Monday, June 23, 2008

Jerry Manuel and George Carlin: Two Honest Men

Jerry Manuel is the new manager of the New York Mets. So far, he's done a good job. But it's the Mets, so we all know it won't end well.

Met fans, whom I have dubbed the Flushing Heathen, don't deserve it. According to today's New York Post, Manuel called the Met fans crap.

Well, not exactly -- and since when do I believe anything the Post says? When it makes me laugh, that's when! (I've said it before, and I'll say it again: The Times is the face the City prefers to show the rest of the world, the Daily News is the face the City prefers to show itself, and the Post is a face only a mother could love. Not my mother, though, and not her mother, and definitely not me.)

Manuel was actually comparing the atmosphere at the William A. Shea Municipal Stadium to... that stuff. From the Post:

<< "It's very, very fertile ground for growth in Shea Stadium," Manuel said. "It's fertile ground for a team's growth and development. Sometimes, fertile ground has fertilizer... Fertilizer is a good thing," Manuel said in Denver before his team's victory over the Rockies. "It's a good thing. You get the greatest results - get the most beautiful plants - when you put it in that type of fertile soil. That's what we have the opportunity to do."

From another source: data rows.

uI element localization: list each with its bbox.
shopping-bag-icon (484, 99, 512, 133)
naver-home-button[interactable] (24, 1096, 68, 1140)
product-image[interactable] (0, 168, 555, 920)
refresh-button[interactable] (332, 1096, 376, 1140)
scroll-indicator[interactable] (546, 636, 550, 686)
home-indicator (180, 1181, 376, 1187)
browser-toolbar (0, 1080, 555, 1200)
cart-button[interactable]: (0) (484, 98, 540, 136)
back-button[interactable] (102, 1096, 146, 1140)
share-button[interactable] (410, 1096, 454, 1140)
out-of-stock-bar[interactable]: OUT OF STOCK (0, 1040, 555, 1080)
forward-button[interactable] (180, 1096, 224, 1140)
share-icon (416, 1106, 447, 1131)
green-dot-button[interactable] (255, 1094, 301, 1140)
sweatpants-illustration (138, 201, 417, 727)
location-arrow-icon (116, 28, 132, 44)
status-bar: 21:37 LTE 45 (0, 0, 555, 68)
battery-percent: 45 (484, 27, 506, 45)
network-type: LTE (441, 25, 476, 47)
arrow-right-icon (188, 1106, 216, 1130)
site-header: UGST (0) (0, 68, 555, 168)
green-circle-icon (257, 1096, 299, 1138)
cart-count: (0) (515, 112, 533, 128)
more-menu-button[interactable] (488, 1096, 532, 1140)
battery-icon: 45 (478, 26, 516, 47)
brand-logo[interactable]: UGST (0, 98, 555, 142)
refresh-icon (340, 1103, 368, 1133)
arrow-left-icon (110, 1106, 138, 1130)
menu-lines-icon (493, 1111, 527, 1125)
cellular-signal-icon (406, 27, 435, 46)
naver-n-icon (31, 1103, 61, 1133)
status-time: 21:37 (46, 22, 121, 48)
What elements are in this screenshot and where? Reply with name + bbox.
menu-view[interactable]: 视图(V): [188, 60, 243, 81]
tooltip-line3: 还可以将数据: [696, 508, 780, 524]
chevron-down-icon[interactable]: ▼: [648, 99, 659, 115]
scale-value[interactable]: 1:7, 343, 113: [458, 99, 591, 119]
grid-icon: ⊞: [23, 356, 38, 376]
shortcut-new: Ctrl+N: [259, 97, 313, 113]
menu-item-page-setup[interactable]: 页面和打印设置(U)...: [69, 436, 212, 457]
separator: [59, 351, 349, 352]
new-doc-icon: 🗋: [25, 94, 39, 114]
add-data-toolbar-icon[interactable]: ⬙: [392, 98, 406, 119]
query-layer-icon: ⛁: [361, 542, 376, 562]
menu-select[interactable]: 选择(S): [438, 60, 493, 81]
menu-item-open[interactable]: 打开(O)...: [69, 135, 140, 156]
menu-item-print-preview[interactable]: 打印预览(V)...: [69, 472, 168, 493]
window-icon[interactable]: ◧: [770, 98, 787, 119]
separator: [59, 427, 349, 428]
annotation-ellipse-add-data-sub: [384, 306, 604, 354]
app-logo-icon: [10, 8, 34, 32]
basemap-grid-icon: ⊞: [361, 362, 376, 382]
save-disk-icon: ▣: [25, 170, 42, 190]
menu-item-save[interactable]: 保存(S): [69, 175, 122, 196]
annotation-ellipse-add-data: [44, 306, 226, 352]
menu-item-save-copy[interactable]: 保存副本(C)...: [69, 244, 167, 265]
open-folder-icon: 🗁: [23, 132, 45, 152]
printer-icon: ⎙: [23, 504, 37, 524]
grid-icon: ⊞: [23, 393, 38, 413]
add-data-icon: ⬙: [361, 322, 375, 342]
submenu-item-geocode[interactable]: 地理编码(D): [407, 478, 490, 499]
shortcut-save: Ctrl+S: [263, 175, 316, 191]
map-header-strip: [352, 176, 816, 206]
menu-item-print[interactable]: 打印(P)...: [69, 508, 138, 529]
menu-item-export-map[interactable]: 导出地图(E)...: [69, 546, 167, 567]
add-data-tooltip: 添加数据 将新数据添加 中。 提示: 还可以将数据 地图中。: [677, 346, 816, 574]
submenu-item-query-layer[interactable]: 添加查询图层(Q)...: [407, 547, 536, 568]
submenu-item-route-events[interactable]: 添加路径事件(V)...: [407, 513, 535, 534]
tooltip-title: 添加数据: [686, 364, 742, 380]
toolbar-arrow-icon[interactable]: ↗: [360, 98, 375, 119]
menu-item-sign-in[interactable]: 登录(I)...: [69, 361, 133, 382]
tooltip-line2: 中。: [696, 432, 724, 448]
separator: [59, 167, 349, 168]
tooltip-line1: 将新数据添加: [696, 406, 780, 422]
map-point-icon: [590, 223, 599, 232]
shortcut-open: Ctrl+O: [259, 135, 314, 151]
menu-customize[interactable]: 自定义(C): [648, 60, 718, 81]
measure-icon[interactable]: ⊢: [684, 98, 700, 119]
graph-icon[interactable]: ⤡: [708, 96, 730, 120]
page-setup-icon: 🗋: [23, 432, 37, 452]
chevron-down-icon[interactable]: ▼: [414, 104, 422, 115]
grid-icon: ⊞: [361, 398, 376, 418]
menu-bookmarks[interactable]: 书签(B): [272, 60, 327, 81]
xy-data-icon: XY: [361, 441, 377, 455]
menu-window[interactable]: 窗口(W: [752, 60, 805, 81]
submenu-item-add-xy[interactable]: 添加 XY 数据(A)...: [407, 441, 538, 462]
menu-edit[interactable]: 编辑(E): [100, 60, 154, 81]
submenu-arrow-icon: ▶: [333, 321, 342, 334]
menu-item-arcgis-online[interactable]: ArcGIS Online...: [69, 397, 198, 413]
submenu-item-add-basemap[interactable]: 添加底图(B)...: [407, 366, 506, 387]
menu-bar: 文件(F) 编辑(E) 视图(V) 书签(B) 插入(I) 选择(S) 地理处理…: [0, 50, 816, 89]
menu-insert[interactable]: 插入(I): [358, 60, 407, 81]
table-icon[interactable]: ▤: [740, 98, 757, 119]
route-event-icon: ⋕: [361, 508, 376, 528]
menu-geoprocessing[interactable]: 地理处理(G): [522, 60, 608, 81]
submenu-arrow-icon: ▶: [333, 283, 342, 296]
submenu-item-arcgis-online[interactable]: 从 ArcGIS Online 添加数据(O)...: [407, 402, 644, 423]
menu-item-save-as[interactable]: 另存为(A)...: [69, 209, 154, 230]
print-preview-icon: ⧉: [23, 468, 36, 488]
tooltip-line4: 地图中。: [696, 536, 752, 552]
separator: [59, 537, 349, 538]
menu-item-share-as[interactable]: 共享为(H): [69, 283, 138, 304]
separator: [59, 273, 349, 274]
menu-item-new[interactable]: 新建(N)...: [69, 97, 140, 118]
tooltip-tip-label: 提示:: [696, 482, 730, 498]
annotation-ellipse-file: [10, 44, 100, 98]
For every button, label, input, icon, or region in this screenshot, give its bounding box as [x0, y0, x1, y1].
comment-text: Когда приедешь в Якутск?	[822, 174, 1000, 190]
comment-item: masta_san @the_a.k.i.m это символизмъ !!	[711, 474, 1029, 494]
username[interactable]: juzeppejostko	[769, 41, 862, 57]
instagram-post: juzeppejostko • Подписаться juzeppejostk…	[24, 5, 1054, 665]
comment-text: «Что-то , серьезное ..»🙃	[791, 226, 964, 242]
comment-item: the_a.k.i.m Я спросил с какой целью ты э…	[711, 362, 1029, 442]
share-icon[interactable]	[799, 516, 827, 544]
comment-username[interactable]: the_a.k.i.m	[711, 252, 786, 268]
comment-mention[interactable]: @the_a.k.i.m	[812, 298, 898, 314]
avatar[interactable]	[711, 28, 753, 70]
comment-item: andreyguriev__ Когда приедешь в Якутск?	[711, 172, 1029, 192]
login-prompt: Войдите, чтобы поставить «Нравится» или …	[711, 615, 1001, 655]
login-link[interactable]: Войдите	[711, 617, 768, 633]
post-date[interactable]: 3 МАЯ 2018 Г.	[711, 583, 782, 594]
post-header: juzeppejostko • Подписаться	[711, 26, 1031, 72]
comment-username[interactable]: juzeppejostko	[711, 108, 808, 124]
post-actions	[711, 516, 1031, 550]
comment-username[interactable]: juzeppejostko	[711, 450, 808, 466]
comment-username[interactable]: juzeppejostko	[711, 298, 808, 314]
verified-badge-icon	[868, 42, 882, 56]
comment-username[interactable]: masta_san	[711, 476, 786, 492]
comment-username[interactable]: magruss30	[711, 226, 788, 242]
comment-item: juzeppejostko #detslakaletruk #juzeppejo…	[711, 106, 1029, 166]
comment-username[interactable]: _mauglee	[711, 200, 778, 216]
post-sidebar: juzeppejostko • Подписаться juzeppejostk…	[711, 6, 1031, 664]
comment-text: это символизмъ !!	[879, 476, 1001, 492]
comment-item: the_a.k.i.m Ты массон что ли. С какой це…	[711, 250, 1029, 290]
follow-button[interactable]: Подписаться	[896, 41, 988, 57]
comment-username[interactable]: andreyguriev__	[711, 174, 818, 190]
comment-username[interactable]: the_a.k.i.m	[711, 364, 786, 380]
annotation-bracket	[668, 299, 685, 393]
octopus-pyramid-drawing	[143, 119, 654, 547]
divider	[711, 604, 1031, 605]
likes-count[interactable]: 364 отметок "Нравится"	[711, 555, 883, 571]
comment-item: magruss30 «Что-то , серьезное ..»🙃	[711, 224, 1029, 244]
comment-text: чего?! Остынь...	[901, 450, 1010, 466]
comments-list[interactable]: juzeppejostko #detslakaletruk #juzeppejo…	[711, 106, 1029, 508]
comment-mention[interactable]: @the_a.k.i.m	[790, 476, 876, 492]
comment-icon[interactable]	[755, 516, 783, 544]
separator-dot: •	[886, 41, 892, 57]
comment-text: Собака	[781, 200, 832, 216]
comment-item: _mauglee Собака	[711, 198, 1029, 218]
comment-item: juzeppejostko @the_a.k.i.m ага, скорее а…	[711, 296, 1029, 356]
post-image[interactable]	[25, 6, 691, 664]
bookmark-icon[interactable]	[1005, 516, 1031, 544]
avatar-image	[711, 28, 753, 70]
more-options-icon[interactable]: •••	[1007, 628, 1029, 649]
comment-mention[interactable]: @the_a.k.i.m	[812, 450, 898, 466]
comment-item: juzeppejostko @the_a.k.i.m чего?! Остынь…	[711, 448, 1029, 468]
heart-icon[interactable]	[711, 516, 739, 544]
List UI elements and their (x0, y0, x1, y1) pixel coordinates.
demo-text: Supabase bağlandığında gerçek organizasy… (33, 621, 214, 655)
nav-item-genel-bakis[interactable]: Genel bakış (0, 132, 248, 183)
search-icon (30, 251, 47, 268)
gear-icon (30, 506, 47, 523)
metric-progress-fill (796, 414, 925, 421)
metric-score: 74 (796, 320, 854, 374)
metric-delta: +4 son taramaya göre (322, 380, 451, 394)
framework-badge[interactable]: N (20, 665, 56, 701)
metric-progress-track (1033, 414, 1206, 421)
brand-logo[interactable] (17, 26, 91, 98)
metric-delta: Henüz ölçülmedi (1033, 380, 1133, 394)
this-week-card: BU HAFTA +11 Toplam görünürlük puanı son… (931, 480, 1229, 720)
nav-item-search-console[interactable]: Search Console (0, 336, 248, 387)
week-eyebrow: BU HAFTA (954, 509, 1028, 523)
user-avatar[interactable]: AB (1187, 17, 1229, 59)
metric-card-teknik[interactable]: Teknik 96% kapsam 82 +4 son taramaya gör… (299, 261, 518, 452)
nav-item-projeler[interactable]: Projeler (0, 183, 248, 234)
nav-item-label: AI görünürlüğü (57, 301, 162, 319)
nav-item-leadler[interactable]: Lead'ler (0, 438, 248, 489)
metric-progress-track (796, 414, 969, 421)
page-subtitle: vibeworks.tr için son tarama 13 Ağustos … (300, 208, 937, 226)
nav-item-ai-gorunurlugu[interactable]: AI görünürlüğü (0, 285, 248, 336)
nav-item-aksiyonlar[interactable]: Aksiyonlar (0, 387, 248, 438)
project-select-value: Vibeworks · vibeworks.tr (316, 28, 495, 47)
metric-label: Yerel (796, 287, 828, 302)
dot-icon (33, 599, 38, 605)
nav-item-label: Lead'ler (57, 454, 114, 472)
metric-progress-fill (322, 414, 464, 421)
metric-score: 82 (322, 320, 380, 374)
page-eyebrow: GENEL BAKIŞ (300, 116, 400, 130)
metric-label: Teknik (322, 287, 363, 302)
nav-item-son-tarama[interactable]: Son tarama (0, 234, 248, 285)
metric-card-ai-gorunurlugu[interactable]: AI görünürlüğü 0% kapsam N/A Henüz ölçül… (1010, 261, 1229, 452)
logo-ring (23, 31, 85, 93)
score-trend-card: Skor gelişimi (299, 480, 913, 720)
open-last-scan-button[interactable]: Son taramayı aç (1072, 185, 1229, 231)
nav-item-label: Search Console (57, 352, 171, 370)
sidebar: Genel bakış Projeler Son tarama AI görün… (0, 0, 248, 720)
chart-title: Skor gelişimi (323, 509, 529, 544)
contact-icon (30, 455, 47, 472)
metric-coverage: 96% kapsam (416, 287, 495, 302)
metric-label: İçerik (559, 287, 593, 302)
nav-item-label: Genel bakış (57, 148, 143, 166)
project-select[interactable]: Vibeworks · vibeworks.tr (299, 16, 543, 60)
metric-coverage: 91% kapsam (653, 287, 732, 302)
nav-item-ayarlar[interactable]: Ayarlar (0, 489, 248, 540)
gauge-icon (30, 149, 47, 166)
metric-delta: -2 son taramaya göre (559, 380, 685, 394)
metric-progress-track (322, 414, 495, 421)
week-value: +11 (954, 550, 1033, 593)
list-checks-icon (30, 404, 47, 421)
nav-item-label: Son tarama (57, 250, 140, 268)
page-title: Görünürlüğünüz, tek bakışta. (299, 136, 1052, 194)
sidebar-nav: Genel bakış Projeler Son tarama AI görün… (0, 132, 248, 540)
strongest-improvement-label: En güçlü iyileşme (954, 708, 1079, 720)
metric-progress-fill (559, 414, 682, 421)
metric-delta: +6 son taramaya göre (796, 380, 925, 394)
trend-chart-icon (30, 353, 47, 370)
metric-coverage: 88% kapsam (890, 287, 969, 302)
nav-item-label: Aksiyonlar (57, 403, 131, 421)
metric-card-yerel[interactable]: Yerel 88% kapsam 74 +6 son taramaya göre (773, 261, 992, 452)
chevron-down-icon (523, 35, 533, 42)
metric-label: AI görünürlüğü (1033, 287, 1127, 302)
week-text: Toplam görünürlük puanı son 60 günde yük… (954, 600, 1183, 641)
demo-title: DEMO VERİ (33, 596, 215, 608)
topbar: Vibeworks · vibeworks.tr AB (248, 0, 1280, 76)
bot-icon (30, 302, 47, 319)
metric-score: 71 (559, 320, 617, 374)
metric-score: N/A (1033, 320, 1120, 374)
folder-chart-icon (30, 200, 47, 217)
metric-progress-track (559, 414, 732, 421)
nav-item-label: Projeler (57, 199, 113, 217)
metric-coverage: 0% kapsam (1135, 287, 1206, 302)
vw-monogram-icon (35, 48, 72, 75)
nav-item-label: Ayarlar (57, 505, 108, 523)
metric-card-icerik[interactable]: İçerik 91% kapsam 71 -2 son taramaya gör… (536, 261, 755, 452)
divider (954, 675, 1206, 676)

Manuel, who will make his first appearance at Shea as manager of the Mets tonight against Seattle, pleaded with reporters to forget the "fertilizer" reference - and not do "something crazy with this." >>

He asked the New York media... especially for a tabloid newspaper... not to do something crazy with his comparison of Shea Stadium, or the inhabitants thereof, to fertilizer? I guess managing in Chicago (with the White Sox) didn't teach him enough about big-city media!

I could think of a better word to use than "fertilizer." On a related subject...

*

Rest in peace, George Carlin. Until now a serious candidate for the title of The Funniest Man Alive, the heart trouble he'd had for many years finally did him in at age 71. He didn't make it any easier with substance abuse. He recently left alcohol rehab, and after beating his cocaine addiction years ago, he admitted, "I finally figured out that the purpose of cocaine is to run out of it."

Carlin was from Morningside Heights, the Manhattan neighborhood where Columbia University is headquartered. To make themselves sound tougher, he and his childhood friends said they actually came from "White Harlem." (Hey, there was a "Spanish Harlem," and "East Harlem" is still mainly Italian, so why not?)

He was a Yankee Fan whose favorite moment in sports was the Yankees not just winning the 1996 World Series after so long not having won, but beating the Atlanta Braves to do it. Carlin called Atlanta "a fake city" that didn't have "real fans." He was very perceptive.

He would've appreciated a New York manager calling his team's fans a variation on one of the "Seven Words You Can Never Say On Television." In case you're wondering, the original 7 words he started the bit with in 1972 are "shit," "piss," "fuck," "cunt," "cocksucker," "motherfucker" and "tits."

(NOTE: When I originally wrote this piece, I hate them censored, as "S---," and so on. Except "Tits": I don't remember why I left that one alone. It certainly wasn't because of a fixation on breasts. At the time, I was concerned that people I know who are sensitive to this kind of language wouldn't like to see it in my blog, and it would be a while before I started using profanities in the blog. Well, as Carlin would have said, "Fuck that shit!" So, in going over these posts years after the fact, I put in the uncensored version.)

He would occasionally replace some of them. When he appeared on Bravo's program Inside the Actors' Studio, host James Lipton asked him what the 7 words are, and Carlin's words were broadcast as follows: "(Bleep), (Bleep), (Bleep), (Bleep), (Bleep), (Bleep) and Ass!"

Carlin's famous bits included Willy West of "WINO, Wonderful Wino Radio!"; Al Sleet the Hippy-Dippy Weatherman ("This weather system is a Canadian low, which is not to be confused with a Mexican high!"), Daytime TV ("Russia and the United States are at war, details ahead, but first, this word about your laundry!"), Long Hair ("Be fair with your hair, show it you care, wear it to there, or to there, or to there if you dare!" -- I guess "derriere" wasn't a word you could say in TV in 1971), Stuff ("Where do you put your stuff?"), various musings about God ("I have begun worshipping the Sun, because I can actually see it"), and, of course, "Baseball and Football."

We've all heard the bit, even if we only remember parts of it. The beginning is familiar: "Baseball is a 19th Century pastoral game. Football is a 20th Century technological struggle."

Now that I think about it, maybe Carlin didn't really understand baseball.

"Pastoral?" Shea Stadium?!? Are you freakin' kiddin' me?

He closed that bit by using all kinds of military metaphors to describe the object of football, and said, "In baseball, the object is to go home! And to be safe!"

Since last fall, the Mets have not been "safe at home." Maybe, instead of looking to a new manager, general manager Omar Minaya, or to their full-of-fertilizer fans, maybe the Mets should look to, as Carlin put it, "that Invisible Man in the Sky."